Melma was killed Friday during operations near the Pakistani border, according to a NATO news release.

A NATO spokesman could not confirm whether Melma was the former detainee.

"It is fair to say he was clearly linked to al Qaeda," said Capt. Justin Brockhoff, a spokesman for the NATO-led International Security Assistance Force.

"He was responsible for many attacks and finance in the Pech Valley, Kunar province. He was in contact with senior al Qaeda figures in Kunar and Pakistan."

ButWakil, the tribal elder, disputed Mamel was working as an insurgent.

"After he was released from Guantanamo, he chose a civilian life and was running his own business," Wakil told CNN.

Afghan and NATO troops were tipped to Melma's whereabouts and tracked him to a building in a compound in Jalalabad District in Nangarhar province, it said.

When Afghan and NATO forces attempted to arrest him, he emerged from the building with an AK-47 and was killed, NATO said.

Several suspected insurgents were taken into custody at the compound, the NATO statement said.

There was also confusion over Melma's recent past. One senior Afghan official said Melma had been in the custody of the Afghan intelligence services within the last month but was released after pressure from Afghan officials.

Muhammad Masoon Stanekzai, the secretary of the Afghan government's peace commission, responsible for reconciliation with militant groups, said: "The intelligence service did not find anything that could prove to detain him and that is why we all worked for his release. Sabir Lal was living right in the center of Jalalabad city, did not pose any threat and was found innocent."

The police chief of the area where Melma was accused of assisting the insurgency, the Pech Valley in Kunar, said he did not believe Melma was linked to al Qaeda.
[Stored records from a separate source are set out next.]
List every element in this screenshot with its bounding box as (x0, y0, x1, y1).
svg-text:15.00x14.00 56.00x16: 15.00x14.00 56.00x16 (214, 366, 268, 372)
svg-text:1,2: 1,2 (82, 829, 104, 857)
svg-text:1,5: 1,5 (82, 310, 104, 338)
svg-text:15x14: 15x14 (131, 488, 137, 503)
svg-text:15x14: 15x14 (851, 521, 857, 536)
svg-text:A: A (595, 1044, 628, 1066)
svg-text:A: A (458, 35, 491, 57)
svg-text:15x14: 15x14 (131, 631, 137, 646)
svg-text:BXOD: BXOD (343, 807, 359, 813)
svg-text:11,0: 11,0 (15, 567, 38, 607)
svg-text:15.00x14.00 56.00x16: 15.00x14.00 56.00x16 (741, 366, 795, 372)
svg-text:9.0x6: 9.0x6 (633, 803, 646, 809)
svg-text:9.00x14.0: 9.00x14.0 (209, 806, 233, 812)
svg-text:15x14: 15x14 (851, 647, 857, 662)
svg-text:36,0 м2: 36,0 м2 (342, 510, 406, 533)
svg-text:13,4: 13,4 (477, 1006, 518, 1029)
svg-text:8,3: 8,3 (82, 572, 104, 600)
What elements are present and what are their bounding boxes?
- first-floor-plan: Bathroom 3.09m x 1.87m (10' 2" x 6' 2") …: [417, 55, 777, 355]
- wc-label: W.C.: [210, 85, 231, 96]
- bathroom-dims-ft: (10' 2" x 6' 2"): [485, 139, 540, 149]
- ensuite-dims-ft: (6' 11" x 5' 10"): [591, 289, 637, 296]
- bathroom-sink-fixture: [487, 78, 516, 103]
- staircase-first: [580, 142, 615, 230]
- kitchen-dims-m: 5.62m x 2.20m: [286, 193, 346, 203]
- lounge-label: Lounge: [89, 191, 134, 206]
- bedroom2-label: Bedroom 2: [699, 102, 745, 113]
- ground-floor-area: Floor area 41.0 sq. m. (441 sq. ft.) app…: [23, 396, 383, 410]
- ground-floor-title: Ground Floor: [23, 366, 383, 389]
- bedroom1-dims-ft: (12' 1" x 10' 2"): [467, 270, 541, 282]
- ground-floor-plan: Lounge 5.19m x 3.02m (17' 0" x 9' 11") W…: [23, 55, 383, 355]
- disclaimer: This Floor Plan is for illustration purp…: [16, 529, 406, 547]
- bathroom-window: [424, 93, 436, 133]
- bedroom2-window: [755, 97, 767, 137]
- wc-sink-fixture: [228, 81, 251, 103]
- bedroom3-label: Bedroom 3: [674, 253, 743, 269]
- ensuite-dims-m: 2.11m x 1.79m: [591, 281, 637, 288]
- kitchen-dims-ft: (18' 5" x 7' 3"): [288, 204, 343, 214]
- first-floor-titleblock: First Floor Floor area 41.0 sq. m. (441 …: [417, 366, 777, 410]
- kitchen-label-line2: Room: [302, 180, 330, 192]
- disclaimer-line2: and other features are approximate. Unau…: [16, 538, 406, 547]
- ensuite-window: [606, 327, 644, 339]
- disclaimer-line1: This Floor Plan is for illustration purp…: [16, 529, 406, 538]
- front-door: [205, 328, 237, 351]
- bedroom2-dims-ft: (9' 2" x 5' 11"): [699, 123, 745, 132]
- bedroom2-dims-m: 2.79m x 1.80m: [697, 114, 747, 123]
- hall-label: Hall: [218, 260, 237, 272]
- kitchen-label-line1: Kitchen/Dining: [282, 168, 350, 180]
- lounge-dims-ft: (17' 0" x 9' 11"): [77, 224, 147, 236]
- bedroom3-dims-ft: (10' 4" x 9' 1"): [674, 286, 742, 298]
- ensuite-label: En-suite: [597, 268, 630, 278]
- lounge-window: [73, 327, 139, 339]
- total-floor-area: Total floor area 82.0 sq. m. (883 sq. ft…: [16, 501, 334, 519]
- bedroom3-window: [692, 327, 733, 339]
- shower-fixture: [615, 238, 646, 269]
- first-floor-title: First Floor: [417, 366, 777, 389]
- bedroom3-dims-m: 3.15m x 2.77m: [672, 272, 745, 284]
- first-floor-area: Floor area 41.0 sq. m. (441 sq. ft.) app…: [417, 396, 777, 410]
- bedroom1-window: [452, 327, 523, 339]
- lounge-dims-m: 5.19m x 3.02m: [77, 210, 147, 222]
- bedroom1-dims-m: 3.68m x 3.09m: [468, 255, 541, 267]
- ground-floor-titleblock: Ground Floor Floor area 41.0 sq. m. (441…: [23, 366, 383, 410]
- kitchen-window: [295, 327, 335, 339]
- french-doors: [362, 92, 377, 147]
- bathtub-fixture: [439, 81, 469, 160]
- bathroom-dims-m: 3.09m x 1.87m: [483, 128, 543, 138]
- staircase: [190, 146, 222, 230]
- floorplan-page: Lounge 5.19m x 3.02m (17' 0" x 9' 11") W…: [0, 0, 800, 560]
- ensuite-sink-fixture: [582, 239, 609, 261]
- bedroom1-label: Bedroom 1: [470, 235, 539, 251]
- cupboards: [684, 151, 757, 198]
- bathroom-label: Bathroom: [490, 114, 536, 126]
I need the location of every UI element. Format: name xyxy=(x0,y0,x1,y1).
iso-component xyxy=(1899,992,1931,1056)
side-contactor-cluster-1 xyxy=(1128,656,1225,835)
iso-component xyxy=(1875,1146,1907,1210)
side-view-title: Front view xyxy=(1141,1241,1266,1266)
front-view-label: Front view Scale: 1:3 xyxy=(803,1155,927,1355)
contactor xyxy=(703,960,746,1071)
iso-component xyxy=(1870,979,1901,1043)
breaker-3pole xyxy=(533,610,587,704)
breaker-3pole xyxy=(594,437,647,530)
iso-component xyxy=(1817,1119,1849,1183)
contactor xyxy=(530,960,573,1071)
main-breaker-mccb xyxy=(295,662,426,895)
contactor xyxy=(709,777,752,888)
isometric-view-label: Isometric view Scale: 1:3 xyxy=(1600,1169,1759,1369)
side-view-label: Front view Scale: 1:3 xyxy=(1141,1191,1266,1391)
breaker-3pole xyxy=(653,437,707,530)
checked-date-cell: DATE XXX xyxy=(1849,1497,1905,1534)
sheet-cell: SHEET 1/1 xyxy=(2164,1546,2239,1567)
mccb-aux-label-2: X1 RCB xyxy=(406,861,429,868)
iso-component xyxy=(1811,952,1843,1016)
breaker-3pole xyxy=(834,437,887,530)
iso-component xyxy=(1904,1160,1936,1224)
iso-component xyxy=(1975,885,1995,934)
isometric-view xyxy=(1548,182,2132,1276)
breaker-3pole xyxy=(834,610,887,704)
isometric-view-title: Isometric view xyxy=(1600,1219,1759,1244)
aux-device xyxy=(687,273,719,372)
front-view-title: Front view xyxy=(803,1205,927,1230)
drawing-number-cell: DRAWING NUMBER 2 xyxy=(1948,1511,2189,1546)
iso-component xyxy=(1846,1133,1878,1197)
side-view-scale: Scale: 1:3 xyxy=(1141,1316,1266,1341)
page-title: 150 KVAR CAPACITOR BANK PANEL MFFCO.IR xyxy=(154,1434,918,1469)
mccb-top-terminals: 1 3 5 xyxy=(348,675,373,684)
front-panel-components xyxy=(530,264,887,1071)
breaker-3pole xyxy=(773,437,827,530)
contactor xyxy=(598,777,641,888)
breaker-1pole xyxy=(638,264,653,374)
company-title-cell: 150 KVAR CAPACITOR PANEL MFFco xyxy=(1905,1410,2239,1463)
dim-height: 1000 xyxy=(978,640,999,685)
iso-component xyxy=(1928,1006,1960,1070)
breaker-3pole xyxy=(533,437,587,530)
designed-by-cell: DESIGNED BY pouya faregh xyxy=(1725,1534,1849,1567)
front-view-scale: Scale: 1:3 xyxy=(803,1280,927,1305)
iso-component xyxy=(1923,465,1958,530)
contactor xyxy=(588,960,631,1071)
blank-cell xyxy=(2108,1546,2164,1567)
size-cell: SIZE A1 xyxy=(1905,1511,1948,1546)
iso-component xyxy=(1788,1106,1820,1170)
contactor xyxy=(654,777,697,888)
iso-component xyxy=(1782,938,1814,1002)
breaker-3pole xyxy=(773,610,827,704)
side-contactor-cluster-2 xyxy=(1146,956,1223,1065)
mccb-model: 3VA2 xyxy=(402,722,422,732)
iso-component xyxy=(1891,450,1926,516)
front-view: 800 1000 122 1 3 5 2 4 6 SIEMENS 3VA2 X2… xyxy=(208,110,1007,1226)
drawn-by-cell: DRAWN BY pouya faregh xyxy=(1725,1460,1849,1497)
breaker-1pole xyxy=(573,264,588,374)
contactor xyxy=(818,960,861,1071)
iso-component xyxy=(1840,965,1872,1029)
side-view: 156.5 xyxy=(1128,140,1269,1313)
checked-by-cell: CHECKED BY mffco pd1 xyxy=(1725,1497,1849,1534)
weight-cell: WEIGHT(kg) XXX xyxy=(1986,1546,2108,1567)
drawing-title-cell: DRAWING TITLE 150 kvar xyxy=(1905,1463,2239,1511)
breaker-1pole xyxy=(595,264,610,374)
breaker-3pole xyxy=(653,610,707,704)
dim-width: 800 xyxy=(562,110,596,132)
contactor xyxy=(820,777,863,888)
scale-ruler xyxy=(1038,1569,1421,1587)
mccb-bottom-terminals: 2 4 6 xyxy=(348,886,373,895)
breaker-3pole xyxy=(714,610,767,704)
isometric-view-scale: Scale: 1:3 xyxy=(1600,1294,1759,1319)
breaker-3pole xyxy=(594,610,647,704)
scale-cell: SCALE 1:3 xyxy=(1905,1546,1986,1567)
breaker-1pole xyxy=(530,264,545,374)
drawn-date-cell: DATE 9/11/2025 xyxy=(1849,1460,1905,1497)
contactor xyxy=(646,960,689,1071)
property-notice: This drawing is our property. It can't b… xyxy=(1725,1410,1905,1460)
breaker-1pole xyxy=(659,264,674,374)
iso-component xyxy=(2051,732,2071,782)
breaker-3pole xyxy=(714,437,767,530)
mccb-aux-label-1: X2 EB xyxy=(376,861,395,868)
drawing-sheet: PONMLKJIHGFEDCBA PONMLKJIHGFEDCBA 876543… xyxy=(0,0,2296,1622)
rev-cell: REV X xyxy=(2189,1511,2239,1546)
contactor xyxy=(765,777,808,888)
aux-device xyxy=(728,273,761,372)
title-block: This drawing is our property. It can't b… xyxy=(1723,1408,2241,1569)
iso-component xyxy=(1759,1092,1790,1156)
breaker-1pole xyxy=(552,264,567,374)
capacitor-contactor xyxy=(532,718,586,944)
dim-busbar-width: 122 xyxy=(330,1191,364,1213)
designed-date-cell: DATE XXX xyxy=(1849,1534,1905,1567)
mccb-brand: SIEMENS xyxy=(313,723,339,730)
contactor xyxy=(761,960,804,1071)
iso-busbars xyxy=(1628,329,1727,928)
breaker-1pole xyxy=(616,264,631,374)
"I do not have very much information about Sabir Lal and his affiliation to al Qaeda," Haya Gul told CNN by telephone. "We have not seen or heard any bad activities of him in our district."

Lt. Col. Jimmie Cummings, an ISAF spokesman, said: "We have seen those reports and are looking into the background of this individual."

Asked about the claims he had recently been in detention, he said he had no information on this issue. He reiterated Melma had insurgent links and that he had been shot because he was carrying an AK-47.

A total of 171 men still remain in detention at Guantanamo, including those awaiting prosecution and those deemed too dangerous to release but not feasible for prosecution. During the Bush administration, 537 detainees were transferred, including almost 200 to Afghanistan.

Most of the 171 remaining prisoners at Guantanamo have been rated as a "high risk" of posing a threat if released without adequate rehabilitation and supervision.

But, according to The New York Times -- one of several news organizations that saw the WikiLeaks files -- an even larger number of the prisoners who left Cuba were also designated "high risk" before they were freed or passed to the custody of other governments.

Among those released from Guantanamo was a man by the last name of Melma, according to the documents published by The New York Times.

The documents, which included transcript of court hearings, said Melma denied allegations that he was an associate of al Qaeda or that he ever attacked NATO-led forces.

He said he fought for the Northern Alliance against the Taliban, and even helped American troops, the documents said.

Melma, according to the documents, was returned to Afghanistan in September 2007.

CNN's Nick Paton Walsh, Ruhullah Khapalwak and Chelsea J. Carter contributed to this report.